Une délégation de quatre députés européens, en visite en Tunisie du 11 au 13 avril, a « fortement encouragé », mercredi 13 avril, toutes les parties prenantes tunisiennes à s’engager dans un dialogue national véritablement inclusif pour faire face, de toute urgence, à la crise politique et économique.
« Nous encourageons de toute urgence les Tunisiens à s’engager dans un dialogue tuniso-tunisien global et structuré, incluant des représentants du gouvernement, des partis politiques, des syndicats, de la société civile et des organisations féministes, car cette crise (politique, NDLR) ne peut trouver de solution qu’avec leur pleine participation », a souligné le chef de la délégation, Michael Gahler (PPE, allemand), dans un communiqué.
À l’issue d’une rencontre avec la délégation composée de M. Gahler, de Javier Nart (Renew Europe, espagnol), de Jakop Dalunde (Verts/ALE, suédois) et d'Andrea Cozzolino (S&D, italien), le président tunisien, Kaïs Saïed, a expliqué que le dialogue national avait déjà commencé et s'appuierait sur les résultats de la consultation électronique afin de préparer l'organisation du référendum et la tenue d'élections législatives.
La délégation a rappelé que la légitimité politique du président et des élus du Parlement « émane, à titre égal, du peuple et de la constitution ». M. Gahler a également souligné l’importance de préserver l’indépendance de l’Instance supérieure indépendante pour les élections (ISIE).
De plus, selon l'eurodéputé, « il y a un besoin urgent de réformes » en Tunisie.

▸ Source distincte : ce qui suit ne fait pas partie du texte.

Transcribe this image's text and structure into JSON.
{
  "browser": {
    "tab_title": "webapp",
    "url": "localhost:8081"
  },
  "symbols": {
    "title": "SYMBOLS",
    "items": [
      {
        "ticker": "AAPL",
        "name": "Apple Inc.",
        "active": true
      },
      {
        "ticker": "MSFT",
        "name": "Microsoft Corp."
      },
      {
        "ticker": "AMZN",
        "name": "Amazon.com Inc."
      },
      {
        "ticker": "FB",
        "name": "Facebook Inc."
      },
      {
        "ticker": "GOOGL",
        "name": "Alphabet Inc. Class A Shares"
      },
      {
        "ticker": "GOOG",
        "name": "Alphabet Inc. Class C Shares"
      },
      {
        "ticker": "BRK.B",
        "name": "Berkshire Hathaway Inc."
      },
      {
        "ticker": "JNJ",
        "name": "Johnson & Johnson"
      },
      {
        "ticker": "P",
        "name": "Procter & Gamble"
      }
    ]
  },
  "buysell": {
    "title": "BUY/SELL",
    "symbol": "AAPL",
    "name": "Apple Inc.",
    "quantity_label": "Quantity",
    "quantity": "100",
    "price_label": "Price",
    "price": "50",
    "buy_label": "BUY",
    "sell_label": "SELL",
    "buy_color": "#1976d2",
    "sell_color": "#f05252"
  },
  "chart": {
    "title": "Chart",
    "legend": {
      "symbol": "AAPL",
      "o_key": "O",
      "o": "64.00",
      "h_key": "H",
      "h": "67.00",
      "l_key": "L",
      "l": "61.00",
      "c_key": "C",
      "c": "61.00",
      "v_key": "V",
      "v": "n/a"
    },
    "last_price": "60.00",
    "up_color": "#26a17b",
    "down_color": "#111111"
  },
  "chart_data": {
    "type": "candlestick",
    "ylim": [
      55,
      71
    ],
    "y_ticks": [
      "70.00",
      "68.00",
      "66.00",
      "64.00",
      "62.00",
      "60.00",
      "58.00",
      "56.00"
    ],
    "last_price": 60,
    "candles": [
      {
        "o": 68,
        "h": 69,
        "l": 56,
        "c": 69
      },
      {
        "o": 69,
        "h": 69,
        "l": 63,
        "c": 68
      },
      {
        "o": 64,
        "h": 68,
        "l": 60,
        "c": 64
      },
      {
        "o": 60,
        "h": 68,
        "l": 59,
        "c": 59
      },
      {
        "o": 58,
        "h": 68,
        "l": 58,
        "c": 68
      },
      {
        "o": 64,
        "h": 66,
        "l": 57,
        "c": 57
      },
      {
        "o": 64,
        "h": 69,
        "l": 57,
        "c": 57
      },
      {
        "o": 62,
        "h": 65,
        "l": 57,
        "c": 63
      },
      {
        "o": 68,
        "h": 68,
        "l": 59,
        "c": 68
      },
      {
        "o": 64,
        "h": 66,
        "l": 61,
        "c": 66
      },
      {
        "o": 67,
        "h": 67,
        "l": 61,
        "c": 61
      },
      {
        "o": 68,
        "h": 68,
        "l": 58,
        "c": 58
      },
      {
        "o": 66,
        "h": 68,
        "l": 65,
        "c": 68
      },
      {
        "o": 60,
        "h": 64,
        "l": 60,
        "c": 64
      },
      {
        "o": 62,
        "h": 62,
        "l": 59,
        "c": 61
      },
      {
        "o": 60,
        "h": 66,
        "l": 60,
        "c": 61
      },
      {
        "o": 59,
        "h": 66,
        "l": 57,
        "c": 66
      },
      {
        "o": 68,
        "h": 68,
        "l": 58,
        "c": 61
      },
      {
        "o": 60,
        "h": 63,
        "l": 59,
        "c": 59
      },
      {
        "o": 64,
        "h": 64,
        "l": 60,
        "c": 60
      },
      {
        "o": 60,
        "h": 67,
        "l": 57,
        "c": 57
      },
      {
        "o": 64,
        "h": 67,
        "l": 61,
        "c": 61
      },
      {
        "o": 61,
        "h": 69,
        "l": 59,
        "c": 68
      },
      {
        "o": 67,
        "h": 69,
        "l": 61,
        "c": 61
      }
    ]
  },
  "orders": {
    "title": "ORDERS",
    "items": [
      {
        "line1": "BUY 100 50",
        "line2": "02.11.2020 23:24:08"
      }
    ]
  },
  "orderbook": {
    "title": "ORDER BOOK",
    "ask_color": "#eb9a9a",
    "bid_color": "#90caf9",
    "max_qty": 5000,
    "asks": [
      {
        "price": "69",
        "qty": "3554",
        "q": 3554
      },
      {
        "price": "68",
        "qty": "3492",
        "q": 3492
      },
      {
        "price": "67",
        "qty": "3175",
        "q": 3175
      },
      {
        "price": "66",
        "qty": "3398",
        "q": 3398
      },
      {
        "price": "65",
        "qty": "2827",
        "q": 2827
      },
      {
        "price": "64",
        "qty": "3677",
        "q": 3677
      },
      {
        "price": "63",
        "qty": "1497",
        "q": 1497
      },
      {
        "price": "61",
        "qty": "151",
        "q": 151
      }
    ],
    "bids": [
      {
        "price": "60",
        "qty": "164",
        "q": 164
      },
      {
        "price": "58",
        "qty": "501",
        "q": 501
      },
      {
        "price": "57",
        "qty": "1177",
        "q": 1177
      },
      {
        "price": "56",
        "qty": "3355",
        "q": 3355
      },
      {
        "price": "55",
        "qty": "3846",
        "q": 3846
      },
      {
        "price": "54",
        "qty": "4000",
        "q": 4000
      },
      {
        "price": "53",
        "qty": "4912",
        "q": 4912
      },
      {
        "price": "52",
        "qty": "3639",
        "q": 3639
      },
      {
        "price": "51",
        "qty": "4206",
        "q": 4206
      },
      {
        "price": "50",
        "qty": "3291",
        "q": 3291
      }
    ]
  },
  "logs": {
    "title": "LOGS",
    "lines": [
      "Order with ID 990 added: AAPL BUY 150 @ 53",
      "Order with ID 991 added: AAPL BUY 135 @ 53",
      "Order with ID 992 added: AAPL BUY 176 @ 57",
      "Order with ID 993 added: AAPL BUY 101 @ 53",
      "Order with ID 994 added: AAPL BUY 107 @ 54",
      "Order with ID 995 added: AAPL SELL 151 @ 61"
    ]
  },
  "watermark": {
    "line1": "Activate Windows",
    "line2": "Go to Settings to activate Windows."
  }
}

Il a encouragé un large éventail de propositions émanant de toutes les sphères de la société tunisienne dans ce processus. M. Gahler a promis que l’UE sera prête à offrir une assistance technique pour des efforts inclusifs et transparents en faveur de réformes politiques et économiques, y compris une assistance pour aider à évaluer les options de la réforme électorale. (Camille-Cerise Gessant)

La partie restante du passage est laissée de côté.